Diplomatic and security sources say there is "credible" evidence of planned attacks following botched bombings by AQIM at French embassies in Mali and Mauritania.
Authorities said a handful of French nationals have also travelled to the Sahel region to train for Islamic jihad.
"AQIM is a direct and immediate threat," the diplomatic source said. "Hollande would be blamed if he didn't do anything and a bomb went off tomorrow."
Mali descended into chaos in March when soldiers toppled the president, leaving a power vacuum that led to Islamist fighters, some allied with AQIM, seizing two-thirds of the country.
Calls by Paris for a speedy intervention have angered AQIM and its affiliates, some of whom warned on Saturday they would "open the doors of hell" for French citizens if Paris keeps pushing for armed intervention.
Complicating matters, AQIM has threatened to kill six French hostages it holds in the region if an attack is launched.
"The Sahel is becoming a sanctuary for terrorism," Defence Minister Jean-Yves Le Drian said this week. "The safety of Europe and of France is at stake."
Le Drian said a plan of action was just weeks away, after the United Nations Security Council on Friday passed a French-drafted resolution on ending the Mali crisis and gave African nations 45 days to draw up an intervention plan.
But diplomats voice strong reservations about the timing.
Barring an emergency situation, such as the killing of one of the six French hostages, the challenges of putting together an African force make it unlikely an operation could be mounted before March at the earliest, sources say.
Merely figuring out the logistics, equipping and training a force would take many weeks, especially given the difficulty of tracking AQIM fighters.

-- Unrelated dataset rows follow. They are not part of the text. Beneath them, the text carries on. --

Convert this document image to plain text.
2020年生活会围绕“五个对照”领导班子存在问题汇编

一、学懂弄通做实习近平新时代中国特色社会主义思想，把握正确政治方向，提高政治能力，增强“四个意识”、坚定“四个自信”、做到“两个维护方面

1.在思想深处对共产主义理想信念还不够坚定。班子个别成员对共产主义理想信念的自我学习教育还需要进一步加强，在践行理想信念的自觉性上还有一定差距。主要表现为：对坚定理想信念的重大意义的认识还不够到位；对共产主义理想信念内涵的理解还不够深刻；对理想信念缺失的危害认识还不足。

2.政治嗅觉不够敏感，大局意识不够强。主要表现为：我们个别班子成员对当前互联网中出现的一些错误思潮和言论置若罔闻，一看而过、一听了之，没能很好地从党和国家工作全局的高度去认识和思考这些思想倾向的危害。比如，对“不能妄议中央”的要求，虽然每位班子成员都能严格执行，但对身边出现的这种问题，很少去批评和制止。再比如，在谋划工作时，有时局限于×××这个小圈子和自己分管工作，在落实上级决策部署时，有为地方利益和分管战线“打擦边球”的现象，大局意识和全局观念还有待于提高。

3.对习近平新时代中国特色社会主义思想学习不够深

The near-impossibility of placing soldiers in the desert during the searing summer, with seasonal sandstorms that can destroy equipment, makes the autumn a more realistic target.
The risk of an attack on France leaves Hollande facing the difficult question of whether he should try to act unilaterally, something he has ruled out for now.
"France is caught between a rock and a hard place, calling for urgent intervention but saying it must be led by Africans," the source said. "If we want to act within five months, the reality is there won't be much from the Africans so we'll have to take what we have and go. That will be a tough decision."
Hollande responded to Saturday's threat by saying he was more determined than ever to quash the militants. Up to now he has pledged logistical support but ruled out sending troops.
The United States is lukewarm on an armed intervention and regional players are divided. Mali's northern neighbour Algeria is worried about spillover from an intervention.
Even if African states come up with a workable plan, a second U.N. resolution would be required to put it into action.
"The problem is it's complicated and nobody wants to do it. Yes, it's up to the Africans to resolve the problem, but we will have to help them," said a former senior French army officer.
The threat to France is compounded by new home-grown cells of Islamists angry at government policy towards Muslims. Police last week said they had dismantled group that appeared to be plotting attacks.
Hollande's quandary is deciding whether the risks are high enough to justify preventative military action, said Mathieu Guidere, an AQIM expert at the University of Toulouse.